Paul Dales at Capital Economics says: “We think that the conditions for higher inflation will be in place, namely a strong economic recovery at the same time that both monetary and fiscal policy remain ultra-loose.

“But we don’t think that will happen for a couple of years. And even then, we’re talking about an inflation rate of 2-3% rather than anything bigger as the disinflation forces of the past three decades (globalisation, declining labour bargaining power and technological innovation) haven’t disappeared.”

If inflation does become a problem, governments are better practiced at controlling it.

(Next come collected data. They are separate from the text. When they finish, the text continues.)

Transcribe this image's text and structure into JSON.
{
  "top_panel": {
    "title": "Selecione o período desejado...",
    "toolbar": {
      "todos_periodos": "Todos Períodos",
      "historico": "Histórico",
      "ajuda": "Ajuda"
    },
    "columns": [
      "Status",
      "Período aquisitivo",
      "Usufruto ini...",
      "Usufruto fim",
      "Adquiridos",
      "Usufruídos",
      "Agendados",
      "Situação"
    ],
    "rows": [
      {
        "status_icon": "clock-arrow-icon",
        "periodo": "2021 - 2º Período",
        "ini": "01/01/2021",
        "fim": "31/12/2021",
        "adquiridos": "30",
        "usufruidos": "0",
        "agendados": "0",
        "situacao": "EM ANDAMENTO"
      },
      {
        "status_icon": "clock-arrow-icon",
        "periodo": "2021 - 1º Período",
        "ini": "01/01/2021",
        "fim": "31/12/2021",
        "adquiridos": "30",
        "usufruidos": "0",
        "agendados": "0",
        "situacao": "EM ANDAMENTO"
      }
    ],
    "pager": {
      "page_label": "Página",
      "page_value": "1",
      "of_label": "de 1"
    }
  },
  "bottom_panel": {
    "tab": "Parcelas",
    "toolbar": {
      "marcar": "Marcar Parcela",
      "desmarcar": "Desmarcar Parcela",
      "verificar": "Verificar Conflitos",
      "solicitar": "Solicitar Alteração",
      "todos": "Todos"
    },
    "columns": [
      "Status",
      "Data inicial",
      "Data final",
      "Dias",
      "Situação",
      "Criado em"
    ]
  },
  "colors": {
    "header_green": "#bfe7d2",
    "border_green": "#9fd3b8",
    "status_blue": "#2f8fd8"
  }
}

More Dales: “When it comes down to it, the key is the attitude of policymakers to inflation. If they want to keep it low, they can do that by raising interest rates and/or unwinding QE.

“But if they see some merit in having inflation a bit higher than before (to lower real interest rates and boost the economy, to inflate away public debt etc.), then inflation will probably be a bit higher.

“You could argue that the Fed moving to an average inflation target is the first step towards policymakers becoming more tolerant of a bit more inflation.”

What of the nutters? A view here from a senior City figure who didn’t want to be named, presumably because so many of his colleagues qualify.

“Most of the warnings on inflation come from people who learned their economics in the 1980s and have been wrong ever since.

“Price/ wage spirals happened when unionised workers were a third of the UK labour force — and local markets had pricing power. The steady erosion of worker rights and Amazon have made this a distant memory — apart from amongst some grey-haired economists.

“There is also the inconvenient truth that if inflation does get too hot, governments and central banks aren’t short of tools to take the heat out of the economy.

“This automatic dampener gives confidence to Janet Yellen and Rishi Sunak that they are on the right side of history.”

If the nutters are again proved wrong on all this, they’ll shut up, right?